High-throughput calculations, although very powerful and predictive, come with some disadvantages. First, the uniformity of the computational settings among many chemical compositions under investigation may cause convergence issues in some compounds. Consequently, the generated data set may not be as accurate for all compounds or even miss some data points for which the DFT calculations catastrophically fail [194]. Moreover, regarding the transport properties, the assumption of a constant relaxation time across a set of compositions may not be realistic and thus is qualitative at best [195]. These problems restrict the capability of most high-throughput calculations in identifying the best thermoelectric materials. Consequently, the promising compounds discovered through such calculations should be further scrutinized with a higher level of theory. For instance, the use of the AMSET package [196] for the electronic transport calculations may remedy some of the shortcomings with the BoltzTrap method as it does not assume a constant relaxation time. AMSET, however, currently relies on a one-dimensional model of the averaged band structure, which limits its predictive power for materials with highly anisotropic band features.

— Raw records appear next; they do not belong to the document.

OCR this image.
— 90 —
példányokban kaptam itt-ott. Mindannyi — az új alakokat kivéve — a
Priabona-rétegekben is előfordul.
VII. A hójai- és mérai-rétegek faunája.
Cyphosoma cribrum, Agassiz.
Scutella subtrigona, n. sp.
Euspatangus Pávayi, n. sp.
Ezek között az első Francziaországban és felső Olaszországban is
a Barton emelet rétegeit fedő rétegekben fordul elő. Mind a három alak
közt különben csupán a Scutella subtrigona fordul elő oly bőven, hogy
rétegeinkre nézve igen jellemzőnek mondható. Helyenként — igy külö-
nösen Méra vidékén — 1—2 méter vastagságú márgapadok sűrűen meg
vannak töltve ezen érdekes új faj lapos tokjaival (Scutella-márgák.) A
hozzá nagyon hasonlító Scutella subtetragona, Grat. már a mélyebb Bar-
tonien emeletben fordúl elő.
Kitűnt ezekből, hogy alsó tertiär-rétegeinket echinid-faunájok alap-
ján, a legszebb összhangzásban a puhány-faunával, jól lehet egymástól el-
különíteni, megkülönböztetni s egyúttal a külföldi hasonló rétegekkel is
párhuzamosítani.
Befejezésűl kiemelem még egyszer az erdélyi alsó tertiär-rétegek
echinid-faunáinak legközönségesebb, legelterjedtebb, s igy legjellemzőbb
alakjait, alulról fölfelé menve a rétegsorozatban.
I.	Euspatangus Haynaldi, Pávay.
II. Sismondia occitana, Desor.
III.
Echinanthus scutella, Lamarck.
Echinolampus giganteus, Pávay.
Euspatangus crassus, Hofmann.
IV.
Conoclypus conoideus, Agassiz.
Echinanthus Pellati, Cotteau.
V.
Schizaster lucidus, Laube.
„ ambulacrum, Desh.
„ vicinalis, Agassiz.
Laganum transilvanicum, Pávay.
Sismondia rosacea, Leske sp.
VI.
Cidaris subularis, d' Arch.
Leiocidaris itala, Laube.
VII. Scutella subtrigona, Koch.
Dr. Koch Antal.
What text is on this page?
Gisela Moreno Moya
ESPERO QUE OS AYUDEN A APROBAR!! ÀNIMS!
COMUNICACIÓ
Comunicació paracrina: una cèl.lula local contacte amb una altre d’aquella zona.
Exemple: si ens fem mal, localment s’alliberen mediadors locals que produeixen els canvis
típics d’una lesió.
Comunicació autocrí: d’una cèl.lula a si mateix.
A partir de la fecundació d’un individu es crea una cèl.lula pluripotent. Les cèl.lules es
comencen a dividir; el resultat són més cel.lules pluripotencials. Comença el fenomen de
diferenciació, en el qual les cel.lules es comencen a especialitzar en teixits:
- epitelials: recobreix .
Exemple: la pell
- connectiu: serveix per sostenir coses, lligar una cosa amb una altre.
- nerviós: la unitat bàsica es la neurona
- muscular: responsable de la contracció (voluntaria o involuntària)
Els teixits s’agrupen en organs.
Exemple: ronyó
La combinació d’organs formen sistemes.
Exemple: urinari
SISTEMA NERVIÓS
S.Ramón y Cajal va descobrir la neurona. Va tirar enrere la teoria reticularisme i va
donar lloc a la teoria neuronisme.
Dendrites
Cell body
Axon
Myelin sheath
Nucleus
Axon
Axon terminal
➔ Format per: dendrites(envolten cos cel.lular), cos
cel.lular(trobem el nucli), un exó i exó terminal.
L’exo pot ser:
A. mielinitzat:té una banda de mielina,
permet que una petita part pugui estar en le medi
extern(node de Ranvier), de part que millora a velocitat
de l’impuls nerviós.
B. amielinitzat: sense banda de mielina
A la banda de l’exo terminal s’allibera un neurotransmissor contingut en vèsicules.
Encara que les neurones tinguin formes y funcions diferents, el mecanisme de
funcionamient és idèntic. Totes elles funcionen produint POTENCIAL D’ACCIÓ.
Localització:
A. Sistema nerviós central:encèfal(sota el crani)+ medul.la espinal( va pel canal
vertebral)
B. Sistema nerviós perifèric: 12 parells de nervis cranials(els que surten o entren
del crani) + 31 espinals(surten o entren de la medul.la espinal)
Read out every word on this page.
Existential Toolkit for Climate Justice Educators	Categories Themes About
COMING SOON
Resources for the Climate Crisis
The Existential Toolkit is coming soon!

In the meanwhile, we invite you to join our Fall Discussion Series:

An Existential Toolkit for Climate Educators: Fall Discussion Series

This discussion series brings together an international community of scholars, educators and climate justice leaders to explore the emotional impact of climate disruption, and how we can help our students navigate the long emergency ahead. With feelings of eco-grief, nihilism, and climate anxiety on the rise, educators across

An alternative to high-throughput calculations is to restrict the theoretical search to a handful number of compounds at each investigation—like the studies in Refs [36, 39] of Table 1, and Refs. [197, 198]—and fine-tune and customize the theoretical settings for the compounds under investigation. As one can see, the balance between the number of compounds investigated and the level of the accuracy is a trade-off to be determined by the constraints on the resources and the design of the search for new thermoelectric materials [199].

Conclusions

This review has highlighted the critical role that advanced computational techniques play in the understanding and design of thermoelectric materials. For instance, band structure calculations based on density functional theory with appropriate functional can aid in predicting the conventional thermoelectric materials operating based on a pudding-mold-shaped band near the Fermi level, such as CuAlO₂, or strongly correlated thermoelectric materials that operate based on Heikes formula for materials with mixed valency such as Na_xCoO₂. Similarly, density functional theory can be employed to study the more complex interface effects at grain boundaries or heterostructures, for instance, in ScN/ZrN. Furthermore, the wavefunctions calculated by density functional theory can be used to predict the electronic transport (electrical conductivity, Seebeck coefficient, and electronic contribution to thermal conductivity) using Wannier Functions at minimum cost. Phonon dispersion calculations that can elucidate the lattice contribution to the thermal conductivity can be calculated with the Peierls–Boltzmann transport equation. As such, theoretical calculations can predict all properties affecting the thermoelectric performance of a given material or system. Consequently, the computational thermoelectric investigation can complement and assist in the analysis of experimental measurements; for instance, defect concentration, crystal structure, and grain boundary orientations. Moreover, such computational studies can explain the vital atomic-scale features and provide a fundamental understanding of the thermoelectric effect in novel materials for which detailed experimental characterization had not yet completed. Most importantly, such computational investigation can play a predictive role in the design of robust new thermoelectric materials.